Saya mau jujur kepada anda. Di awal tahun 2000-an, saat saya mulai masuk dunia bisnis, saya merasa sudah cukup pintar.Saya pikir: “Buat apa belajar ke orang lain? Saya juga bisa baca buku, bisa cari tahu sendiri.”
Dan benar saja… saya belajar—dari kegagalan yang menyakitkan.

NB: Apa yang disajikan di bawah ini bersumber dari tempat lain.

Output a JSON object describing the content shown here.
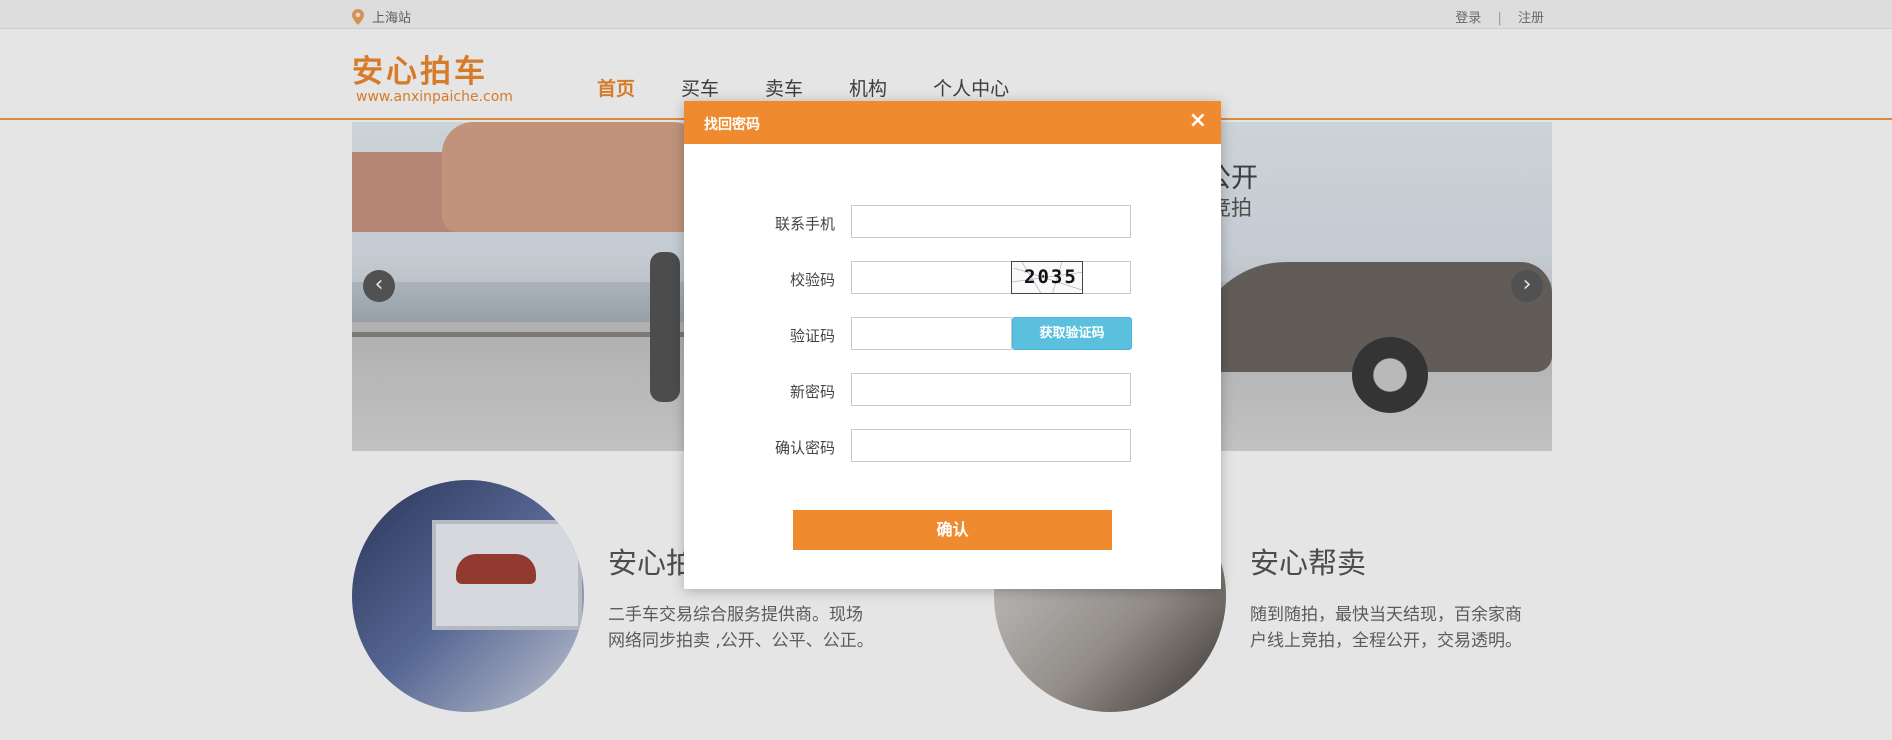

Karena merasa paling tahu, saya salah kelola keuangan. Karena tidak mau bertanya, saya salah pilih partner. Karena terlalu bangga, saya tidak mau mendengar nasihat dari orang yang lebih senior.
Hasilnya? Bisnis saya nyaris karam. Untungnya, saya akhirnya tobat. Saya mulai mencari mentor, belajar dari pengalaman orang lain, dan membuka telinga lebih lebar daripada mulut. Saat itulah grafik hidup saya mulai berubah. Bukan karena saya makin pintar, tapi karena saya berani jadi murid.
Mentor yang tepat bukan hanya orang yang pintar. Tapi:
• Punya pengalaman nyata. Dia sudah pernah jatuh dan bangkit.
• Mau melihat anda berkembang. Bukan cuma cari cuan.
• Berani jujur dan menegur. Bukan cuma memuji.
• Paham arah anda. Jadi dia bisa membimbing, bukan menggiring.
Pilih mentor yang sudah hidup di “masa depan” yang anda inginkan. Misal, kalau anda ingin bisnis berkembang, carilah mentor yang sudah pernah membesarkan bisnis. Jangan cari dari yang baru mulai atau yang sekadar teori.